If you see a psychologist or a counselor shortly after experiencing a significant loss or traumatic event, they will undoubtedly tell you the same thing. Do not make any major life changes. I completely understand this, however, I do feel that each person and situation is different. Therefore, should be treated individually.
I took the advice I received from my doctor and psychologist and did the exact opposite. I am not saying that this is the right thing to do, but it was what felt right for me.
The first major life change I made was resigning from my job. The emotional and mental requirements needed to perform my job effectively alone were completely daunting. I am also the type of person who does not like any extra attention. It makes me extremely anxious. I know my colleagues and friends would have been wonderful, kind, and caring if I had returned. I personally would have just felt observed in my actions and emotions–even though this certainly would not have been their intentions.
The second major life change I made was moving out of the place Shawn and I shared and moving to a new city. Home to me is not a building with walls and a roof. Home to me is hugging and kissing Shawn when I walk in a door with Gracie trying to nudge her way in between. Home to me is packer Sundays and couch snuggles. Home to me is pizza and movies with my lovies. Home to me is corny Shawn jokes and lots of giggles. Home to me is simple–it is Shawn and Gracie. Because the place I lived in no longer felt like home, I decided it was better for me to move somewhere new.
This coming year, I will be embarking upon another change. Over this past week, I applied and interviewed for a speech-language pathologist position in a nearby school district. I was offered the position and accepted it. I feel blessed and grateful to have been given this opportunity and look forward to working with all my new students and families. The hardest part in receiving this positive news was not being able to share and celebrate it with Shawn. Though, I do strongly believe he continues to watch over me and cheer me on from above.
This life I am building for myself and Gracie is certainly not easy. I still cry each time I come “home” from a few days away. I did not ask for this new life nor is it what I ever would have imagined or wanted.
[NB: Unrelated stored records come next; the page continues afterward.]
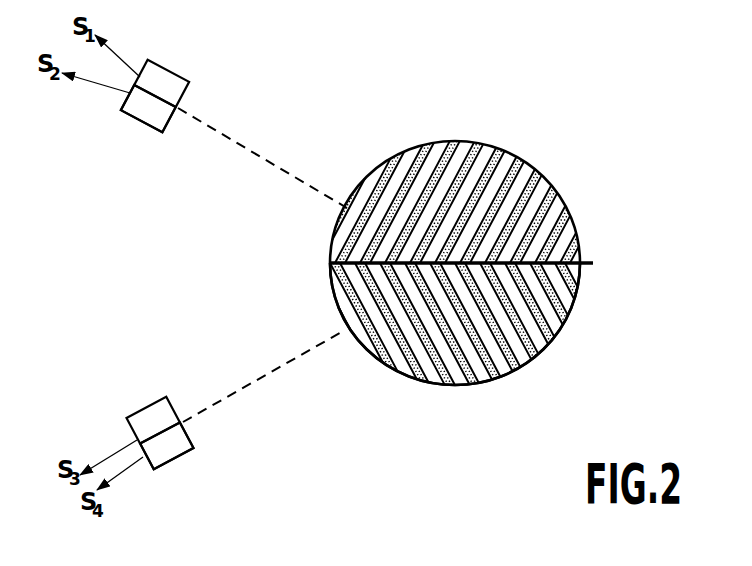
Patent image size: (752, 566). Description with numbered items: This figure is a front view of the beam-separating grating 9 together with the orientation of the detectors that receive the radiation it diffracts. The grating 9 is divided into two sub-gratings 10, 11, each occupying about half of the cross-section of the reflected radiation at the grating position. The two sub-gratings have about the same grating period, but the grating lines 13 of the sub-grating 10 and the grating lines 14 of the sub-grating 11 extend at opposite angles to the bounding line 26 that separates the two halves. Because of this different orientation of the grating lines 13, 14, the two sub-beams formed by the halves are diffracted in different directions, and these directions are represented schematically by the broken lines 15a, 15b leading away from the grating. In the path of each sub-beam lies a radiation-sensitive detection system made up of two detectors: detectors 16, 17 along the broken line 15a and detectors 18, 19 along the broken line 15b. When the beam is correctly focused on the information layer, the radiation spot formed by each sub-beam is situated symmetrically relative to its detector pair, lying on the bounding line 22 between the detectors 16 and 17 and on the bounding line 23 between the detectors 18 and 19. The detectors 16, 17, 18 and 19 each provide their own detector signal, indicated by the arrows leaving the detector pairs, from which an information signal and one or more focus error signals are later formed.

The grating 9 is at (609, 114).
The sub-grating 10 is at (520, 158).
The sub-grating 11 is at (455, 348).
The grating lines 13 is at (430, 142).
The grating lines 14 is at (470, 383).
The broken line 15a is at (258, 155).
The broken line 15b is at (267, 373).
The detector 16 is at (133, 77).
The detector 17 is at (132, 107).
The detector 18 is at (137, 433).
The detector 19 is at (170, 448).
The bounding line 22 is at (152, 90).
The bounding line 23 is at (153, 435).
The bounding line 26 is at (340, 268).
I am learning, however, that there is no correct way to grieve; there is no one way to grieve. I can honestly say that I have not regretted any of the decisions I have made thus far in my grief. While the experts believed I was making too many life changes too quickly, I simply saw it as a way to reduce my stress and anxieties. I will carry the weight of my loss wherever I am and whoever I am with. I know this. Do what is best for your well-being. Know yourself.